Experimental Setup: All implementations are in C++ without garbage collection. We used Posix threads for multi-threaded implementation. We initially populated the graph with uniformly distributed synthetic data of 10K nodes and 20K edges for the experiments. In all our experiments, we have considered all the point operations AddVertex, RemoveVertex, ContainsVertex, AddEdge, RemoveEdge, ContainsEdge from ADT and one of the graph analytics operations from Snap, BetweenCentrality and Diameter. The evaluation metric used is the average time taken to complete each operation. We measure the average time w.r.t increasing spawned threads.

Workload Distribution : The distribution is over the following ordered set of Operations (AddVertex, RemoveVertex, ContainsEdge, AddEdge, RemoveEdge, ContainsEdge, and Critical Operation(Snap/ Diameter/ BetweenCentrality).

  1. 1.

    Read Heavy Workload : 3%, 2%, 45%, 3%, 2%, 45% , 2%

  2. 2.

    Update Heavy Workload: 12%, 13%, 25%, 13%, 12%, 25% , 2%

Algorithms : We compare our wait-free Snap/ Diameter/ BetweenCentrality approaches to the obstruction-free implementation of the same operations using Chatterjee et al. [2], and Chatterjee et al. [1]. We have named them Obst-Free and PANIGRAHAM, respectively, and our approach as WF.

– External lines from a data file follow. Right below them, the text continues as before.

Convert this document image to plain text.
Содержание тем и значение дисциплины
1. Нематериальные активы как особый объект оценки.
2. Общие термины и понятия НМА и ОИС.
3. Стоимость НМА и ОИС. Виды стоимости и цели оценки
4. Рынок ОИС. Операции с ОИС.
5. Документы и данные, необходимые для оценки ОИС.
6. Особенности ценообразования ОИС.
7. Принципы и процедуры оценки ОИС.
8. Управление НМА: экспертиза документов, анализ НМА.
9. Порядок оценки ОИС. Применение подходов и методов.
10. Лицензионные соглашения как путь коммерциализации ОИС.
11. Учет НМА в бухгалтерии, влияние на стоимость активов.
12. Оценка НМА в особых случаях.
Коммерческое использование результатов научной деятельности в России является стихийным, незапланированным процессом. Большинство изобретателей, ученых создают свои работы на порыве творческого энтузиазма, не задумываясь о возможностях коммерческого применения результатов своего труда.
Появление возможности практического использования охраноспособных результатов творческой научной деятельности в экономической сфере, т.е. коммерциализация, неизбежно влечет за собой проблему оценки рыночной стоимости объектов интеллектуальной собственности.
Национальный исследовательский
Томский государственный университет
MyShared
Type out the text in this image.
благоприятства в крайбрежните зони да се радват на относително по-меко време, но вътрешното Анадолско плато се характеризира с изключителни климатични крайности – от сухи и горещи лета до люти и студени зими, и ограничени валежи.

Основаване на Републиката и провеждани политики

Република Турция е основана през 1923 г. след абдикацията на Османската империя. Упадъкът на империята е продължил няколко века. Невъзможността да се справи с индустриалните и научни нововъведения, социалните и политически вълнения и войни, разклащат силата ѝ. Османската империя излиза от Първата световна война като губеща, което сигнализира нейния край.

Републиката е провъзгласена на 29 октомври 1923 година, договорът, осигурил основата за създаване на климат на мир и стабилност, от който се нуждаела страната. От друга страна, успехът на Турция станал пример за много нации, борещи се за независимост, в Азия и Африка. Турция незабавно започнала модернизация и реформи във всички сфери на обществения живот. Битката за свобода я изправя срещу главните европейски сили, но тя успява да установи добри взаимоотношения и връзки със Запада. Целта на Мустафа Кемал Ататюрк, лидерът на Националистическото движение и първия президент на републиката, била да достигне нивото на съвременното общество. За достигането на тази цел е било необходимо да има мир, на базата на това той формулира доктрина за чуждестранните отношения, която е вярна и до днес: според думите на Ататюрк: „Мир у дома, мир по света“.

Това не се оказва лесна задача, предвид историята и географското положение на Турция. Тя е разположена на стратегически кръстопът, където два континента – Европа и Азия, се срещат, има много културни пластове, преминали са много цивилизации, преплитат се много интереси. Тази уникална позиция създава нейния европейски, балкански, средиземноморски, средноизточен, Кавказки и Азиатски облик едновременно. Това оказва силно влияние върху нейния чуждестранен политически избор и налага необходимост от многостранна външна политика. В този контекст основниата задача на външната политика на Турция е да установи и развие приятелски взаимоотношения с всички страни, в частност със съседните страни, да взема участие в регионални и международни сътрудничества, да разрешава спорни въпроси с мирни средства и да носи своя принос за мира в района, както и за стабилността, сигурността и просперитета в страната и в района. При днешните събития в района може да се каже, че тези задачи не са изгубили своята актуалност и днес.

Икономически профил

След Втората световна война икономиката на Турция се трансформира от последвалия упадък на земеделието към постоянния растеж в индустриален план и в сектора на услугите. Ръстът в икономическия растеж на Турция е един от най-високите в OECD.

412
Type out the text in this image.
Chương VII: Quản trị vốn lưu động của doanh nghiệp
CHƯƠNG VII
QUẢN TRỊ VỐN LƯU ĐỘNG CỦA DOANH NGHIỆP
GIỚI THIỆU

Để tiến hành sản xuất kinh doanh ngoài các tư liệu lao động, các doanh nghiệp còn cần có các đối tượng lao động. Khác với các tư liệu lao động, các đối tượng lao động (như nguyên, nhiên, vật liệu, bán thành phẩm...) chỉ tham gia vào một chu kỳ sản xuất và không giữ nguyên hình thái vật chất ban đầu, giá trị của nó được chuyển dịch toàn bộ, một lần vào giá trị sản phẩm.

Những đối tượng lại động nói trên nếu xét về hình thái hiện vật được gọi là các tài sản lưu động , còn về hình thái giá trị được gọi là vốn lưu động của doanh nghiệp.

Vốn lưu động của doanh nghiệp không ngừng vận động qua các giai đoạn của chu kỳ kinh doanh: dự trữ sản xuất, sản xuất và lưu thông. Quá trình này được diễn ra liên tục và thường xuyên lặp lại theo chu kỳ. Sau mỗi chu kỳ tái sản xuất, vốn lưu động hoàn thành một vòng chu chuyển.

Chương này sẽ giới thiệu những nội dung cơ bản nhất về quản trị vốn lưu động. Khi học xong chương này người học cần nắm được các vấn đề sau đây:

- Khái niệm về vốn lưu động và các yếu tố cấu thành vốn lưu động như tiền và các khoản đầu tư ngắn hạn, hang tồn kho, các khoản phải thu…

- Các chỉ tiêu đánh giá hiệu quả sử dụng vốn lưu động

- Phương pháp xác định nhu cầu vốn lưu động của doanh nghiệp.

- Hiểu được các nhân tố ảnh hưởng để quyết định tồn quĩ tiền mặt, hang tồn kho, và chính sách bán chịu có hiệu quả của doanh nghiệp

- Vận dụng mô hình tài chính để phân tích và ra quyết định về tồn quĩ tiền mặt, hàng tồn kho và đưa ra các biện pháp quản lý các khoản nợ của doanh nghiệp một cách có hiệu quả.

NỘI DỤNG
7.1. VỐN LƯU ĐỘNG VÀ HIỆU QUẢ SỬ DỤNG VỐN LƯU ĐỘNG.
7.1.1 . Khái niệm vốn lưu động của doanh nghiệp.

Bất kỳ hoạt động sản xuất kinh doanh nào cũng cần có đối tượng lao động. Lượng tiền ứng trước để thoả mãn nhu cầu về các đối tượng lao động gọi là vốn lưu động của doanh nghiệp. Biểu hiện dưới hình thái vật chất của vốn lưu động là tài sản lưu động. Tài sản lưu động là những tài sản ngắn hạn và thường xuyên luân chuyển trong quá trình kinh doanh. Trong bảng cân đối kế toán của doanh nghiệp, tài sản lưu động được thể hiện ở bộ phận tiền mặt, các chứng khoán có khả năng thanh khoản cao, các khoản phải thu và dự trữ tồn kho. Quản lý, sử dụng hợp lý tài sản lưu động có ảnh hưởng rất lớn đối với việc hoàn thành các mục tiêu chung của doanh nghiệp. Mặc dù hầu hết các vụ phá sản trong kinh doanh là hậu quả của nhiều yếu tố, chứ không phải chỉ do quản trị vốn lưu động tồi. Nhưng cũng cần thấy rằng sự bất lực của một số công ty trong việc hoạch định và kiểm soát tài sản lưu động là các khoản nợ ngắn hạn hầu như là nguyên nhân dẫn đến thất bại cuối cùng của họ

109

Performance for various Graph Analytics Operation In Fig. 1, we compare the average time of the algorithms under the two different workloads mentioned above. Initially, with Snap, and then we replace the Snap operation with Diameter and BetweenCentrality. In the case of Snap, our algorithm outperforms all its counterparts by up to two orders of magnitude because if a new thread is required to execute Snap, it assists the current Snap if it is there and collaboratively finds the Snap. Thus we see that the average time remains the same even with increasing active threads as more threads will be involved in creating a snapshot. On the other hand, in the obstruction-free algorithm, each thread creates its own independent Snapshot. Each thread performs the Diameter and BetweenCentrality independently using the snapshot in all three algorithms. Hence we see the Average time increasing with threads.